The BC Conservation Officer Service has provided the following information to people who encounter a cougar:
STOP – Pick up all small children immediately. Do not run. Sudden movement can cause an attack. Try to slowly move away from the cougar. SPACE and DISTANCE. Never approach a cougar for any reason, especially if it is a kill or with kittens. Cougars will normally avoid a confrontation. Always give a cougar a way to escape. Prepare to use your bear spray.
KEEP CALM – Talk to the cougar in a confident voice. Maintain eye contact with the cougar. Don’t turn your back on the cougar.

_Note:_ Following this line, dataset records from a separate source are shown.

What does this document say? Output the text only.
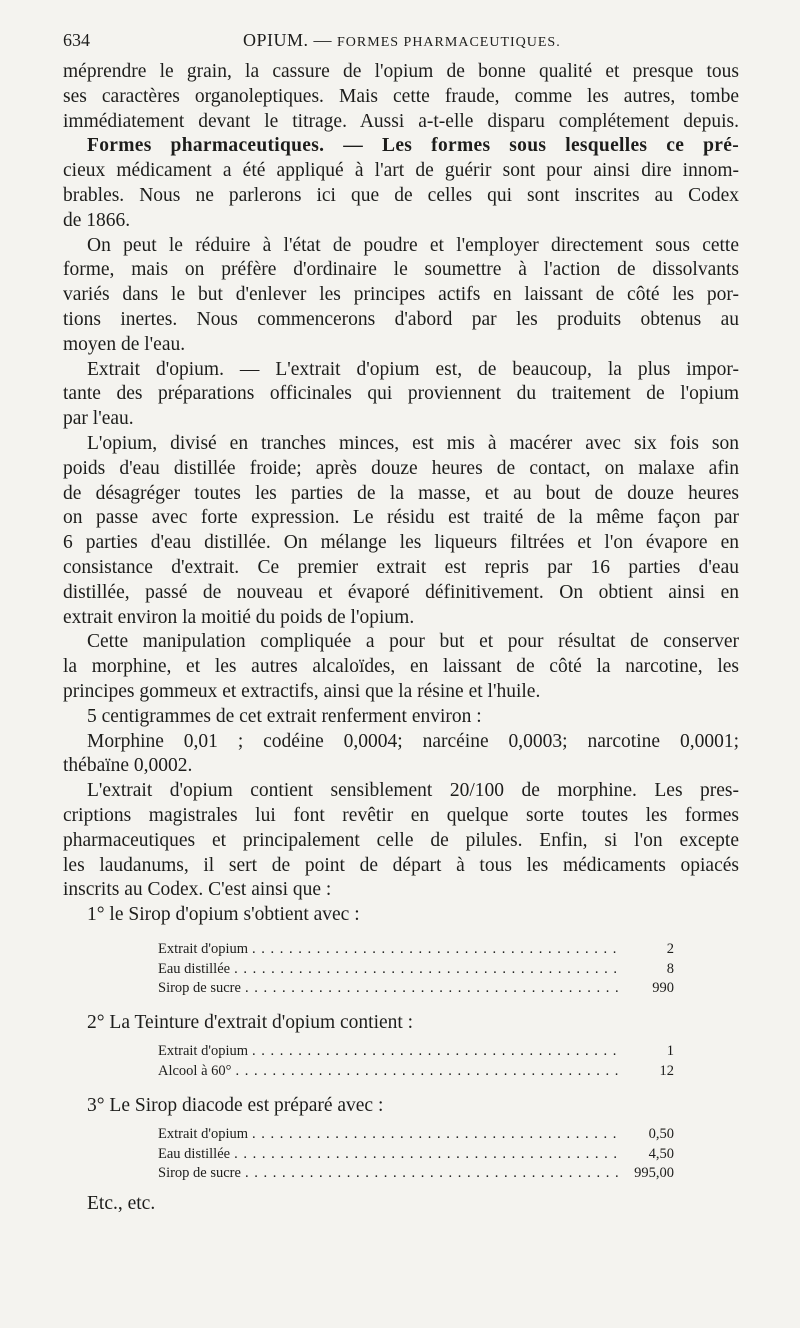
634	OPIUM. — FORMES PHARMACEUTIQUES.
méprendre le grain, la cassure de l'opium de bonne qualité et presque tous
ses caractères organoleptiques. Mais cette fraude, comme les autres, tombe
immédiatement devant le titrage. Aussi a-t-elle disparu complétement depuis.
Formes pharmaceutiques. — Les formes sous lesquelles ce pré-
cieux médicament a été appliqué à l'art de guérir sont pour ainsi dire innom-
brables. Nous ne parlerons ici que de celles qui sont inscrites au Codex
de 1866.
On peut le réduire à l'état de poudre et l'employer directement sous cette
forme, mais on préfère d'ordinaire le soumettre à l'action de dissolvants
variés dans le but d'enlever les principes actifs en laissant de côté les por-
tions inertes. Nous commencerons d'abord par les produits obtenus au
moyen de l'eau.
Extrait d'opium. — L'extrait d'opium est, de beaucoup, la plus impor-
tante des préparations officinales qui proviennent du traitement de l'opium
par l'eau.
L'opium, divisé en tranches minces, est mis à macérer avec six fois son
poids d'eau distillée froide; après douze heures de contact, on malaxe afin
de désagréger toutes les parties de la masse, et au bout de douze heures
on passe avec forte expression. Le résidu est traité de la même façon par
6 parties d'eau distillée. On mélange les liqueurs filtrées et l'on évapore en
consistance d'extrait. Ce premier extrait est repris par 16 parties d'eau
distillée, passé de nouveau et évaporé définitivement. On obtient ainsi en
extrait environ la moitié du poids de l'opium.
Cette manipulation compliquée a pour but et pour résultat de conserver
la morphine, et les autres alcaloïdes, en laissant de côté la narcotine, les
principes gommeux et extractifs, ainsi que la résine et l'huile.
5 centigrammes de cet extrait renferment environ :
Morphine 0,01 ; codéine 0,0004; narcéine 0,0003; narcotine 0,0001;
thébaïne 0,0002.
L'extrait d'opium contient sensiblement 20/100 de morphine. Les pres-
criptions magistrales lui font revêtir en quelque sorte toutes les formes
pharmaceutiques et principalement celle de pilules. Enfin, si l'on excepte
les laudanums, il sert de point de départ à tous les médicaments opiacés
inscrits au Codex. C'est ainsi que :
1° le Sirop d'opium s'obtient avec :
Extrait d'opium . . .	2
Eau distillée . . .	8
Sirop de sucre . . .	990
2° La Teinture d'extrait d'opium contient :
Extrait d'opium . . .	1
Alcool à 60° . . .	12
3° Le Sirop diacode est préparé avec :
Extrait d'opium . . .	0,50
Eau distillée . . .	4,50
Sirop de sucre . . .	995,00
Etc., etc.
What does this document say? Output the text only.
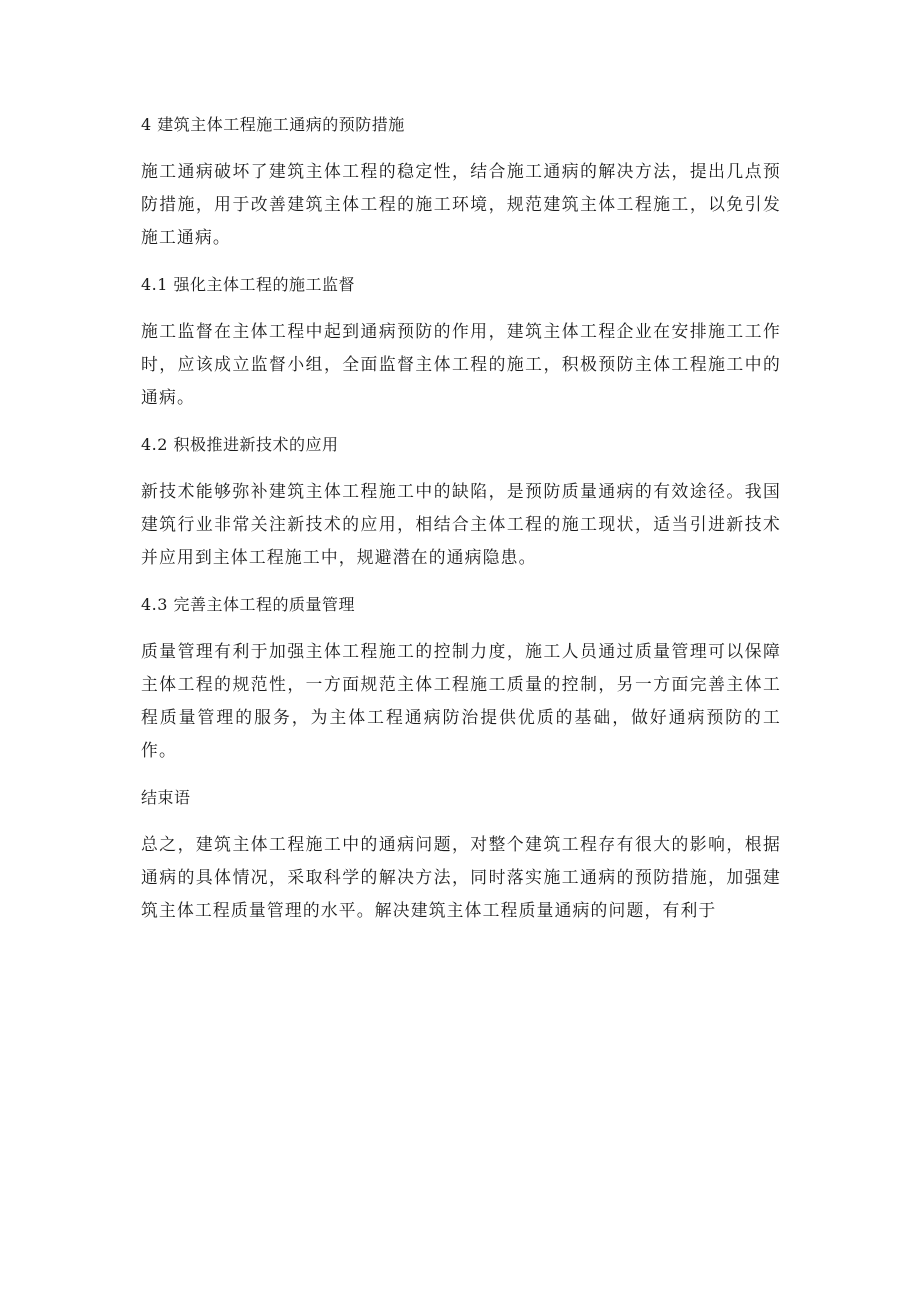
4 建筑主体工程施工通病的预防措施
施工通病破坏了建筑主体工程的稳定性，结合施工通病的解决方法，提出几点预防措施，用于改善建筑主体工程的施工环境，规范建筑主体工程施工，以免引发施工通病。
4.1 强化主体工程的施工监督
施工监督在主体工程中起到通病预防的作用，建筑主体工程企业在安排施工工作时，应该成立监督小组，全面监督主体工程的施工，积极预防主体工程施工中的通病。
4.2 积极推进新技术的应用
新技术能够弥补建筑主体工程施工中的缺陷，是预防质量通病的有效途径。我国建筑行业非常关注新技术的应用，相结合主体工程的施工现状，适当引进新技术并应用到主体工程施工中，规避潜在的通病隐患。
4.3 完善主体工程的质量管理
质量管理有利于加强主体工程施工的控制力度，施工人员通过质量管理可以保障主体工程的规范性，一方面规范主体工程施工质量的控制，另一方面完善主体工程质量管理的服务，为主体工程通病防治提供优质的基础，做好通病预防的工作。
结束语
总之，建筑主体工程施工中的通病问题，对整个建筑工程存有很大的影响，根据通病的具体情况，采取科学的解决方法，同时落实施工通病的预防措施，加强建筑主体工程质量管理的水平。解决建筑主体工程质量通病的问题，有利于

Face the cougar and stay upright.
LOOK BIG – Make yourself look taller than the cougar. Do not bend or squat. Raise your hands and hold your coat open. Move to higher ground if you are nearby. Throw sticks, stones, branches or other objects if they are within reach.
BE PREPARED – bear spray, noise generator and walking stick; these can be used for protection in the event of an encounter. Cougars can be attracted to dogs. It is therefore preferable to have your dog at home. If you are traveling with a dog, keep it close by and on a leash at all times. Take a cell phone with you to call for help if you have a problem.
If a puma behaves aggressively
If a cougar shows interest or follows you, respond aggressively. Maintain eye contact, show your teeth, and make loud noises. Arm yourself with stones or sticks as weapons. When picking up items, crouch as little as possible. Prepare to use your bear spray.
If a Cougar Attacks FIGHT – Convince the Cougar that you are a threat, not prey. Many people survived cougar attacks by retaliating using anything including stones, sticks, bare fists, and fishing rods. Focus your attack on the cougar’s face and eyes. If you’re knocked down, get up. NEVER PLAY DEATH with a cougar.
The Conservation Officer Service reminds the public, when they see a cougar or are the victim of depredation of pets or livestock, the importance of immediately calling the 24/7 call center. 7 from the Conservation Officer Service, toll-free line Report all poachers and polluters (RAPP) at 1-877-952-7277, call cell # 7277 or online at www.rapp.bc.ca.